E Manolo ha risposto con una generosità di parole, presenza, simpatia, rilassatezza dando il massimo dell’autenticità in punta di piedi, senza iperboli, come è lui davvero. E ha raccontato tanto, anche in modo divertente e autoironico, lui che solitamente è schivo: di arrampicata certamente, del suo libro moltissimo (tutte le copie sono state acquistate, e i lettori ne avrebbero comprate di più). Ha sottolineato quanto sia urgente la difesa dell’ambiente montano prima della catastrofe, l’importanza di unire talento, costanza ed equilibrio nell’alpinismo e nella vita. Ha ripercorso il tempo a ritroso, incalzato da domande che lo destabilizzavano un po’ sparigliando l’ordine del libro e la linea del tempo. Alcuni passaggi più coinvolgenti hanno riguardato la sua giovinezza: tra un destino certo e probabilmente infelice in fabbrica ha scelto il rischio, la libertà, l’inventarsi una strada, un modo di scalare, un modo di vivere randagio e allergico ai regolamenti, alle costrizioni, alle comodità fine a se stesse. Dietro di lui e dei suoi amici un po’ folli aleggiavano gli anni 70, la cultura on the road, la piazza, ma anche il disprezzo del pericolo, la velocità, il perdersi nell’alcool, la sfida, la protesta a prescindere per un mondo migliore. E’ stato un precursore in Italia dell’arrampicata libera. Ma oggi si rivela un bravissimo scrittore non professionista che rapisce lettori che non hanno mai arrampicato. Non si parla di gradazioni di vie (che noia), né della genialità autocompiaciuta dello scalare in modo totalmente diverso dai rocciatori della sua epoca, non c’è cenno al suo stile elegante – e impossibile ai più – di salire una placca in solitaria e senza protezioni.

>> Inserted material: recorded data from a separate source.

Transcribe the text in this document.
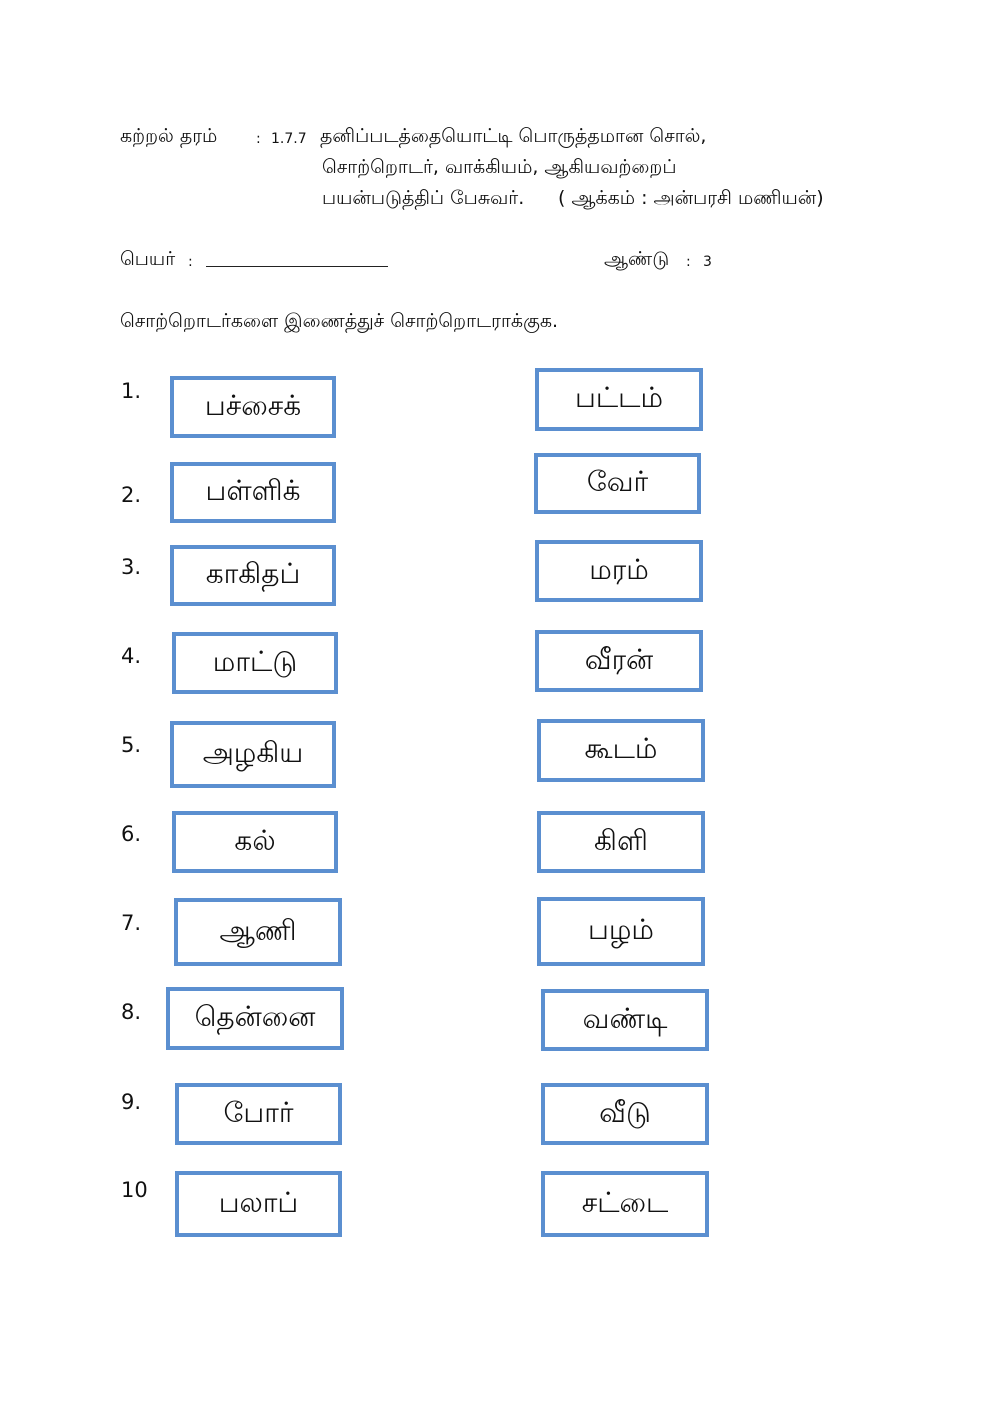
கற்றல் தரம்	: 1.7.7 தனிப்படத்தையொட்டி பொருத்தமான சொல்,
சொற்றொடர், வாக்கியம், ஆகியவற்றைப்
பயன்படுத்திப் பேசுவர். ( ஆக்கம் : அன்பரசி மணியன்)
பெயர் :	ஆண்டு : 3
சொற்றொடர்களை இணைத்துச் சொற்றொடராக்குக.
1.	பச்சைக்	பட்டம்
2.	பள்ளிக்	வேர்
3.	காகிதப்	மரம்
4.	மாட்டு	வீரன்
5.	அழகிய	கூடம்
6.	கல்	கிளி
7.	ஆணி	பழம்
8.	தென்னை	வண்டி
9.	போர்	வீடு
10	பலாப்	சட்டை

La lettura del libro coinvolge perché è universale, ognuno ci trova un pezzo di sé. Parla della vita di un uomo e dei suoi sogni, dei suoi rovesci e del suo essere ostinatamente visionario e decisamente fuori dal coro. In nessuna pagina del libro c’è l’esaltazione, o l’ indicare di seguire quelle ambizioni; si descrive la dignità nell’essere poveri e si capisce che l’arrampicata gli ha salvato la vita. Si parla del rispetto della paura, del vuoto e della parete: chiodare significava tradire la roccia, ma quanto conforto dà una protezione anche se uno decide di non usarla, ha detto ad Amatrice. Dopo 5 anni dalla firma del contratto con l’editore, ha terminato quest’anno la sua ultima faticosa salita: quasi 400 pagine scritte con un solo dito di battuta sulla tastiera di un pc, visto che la sua grafia appariva una modulazione lineare indecifrabile. E il Mago, come da sempre viene soprannominato, continua a incantare. (di Ines Millesimi)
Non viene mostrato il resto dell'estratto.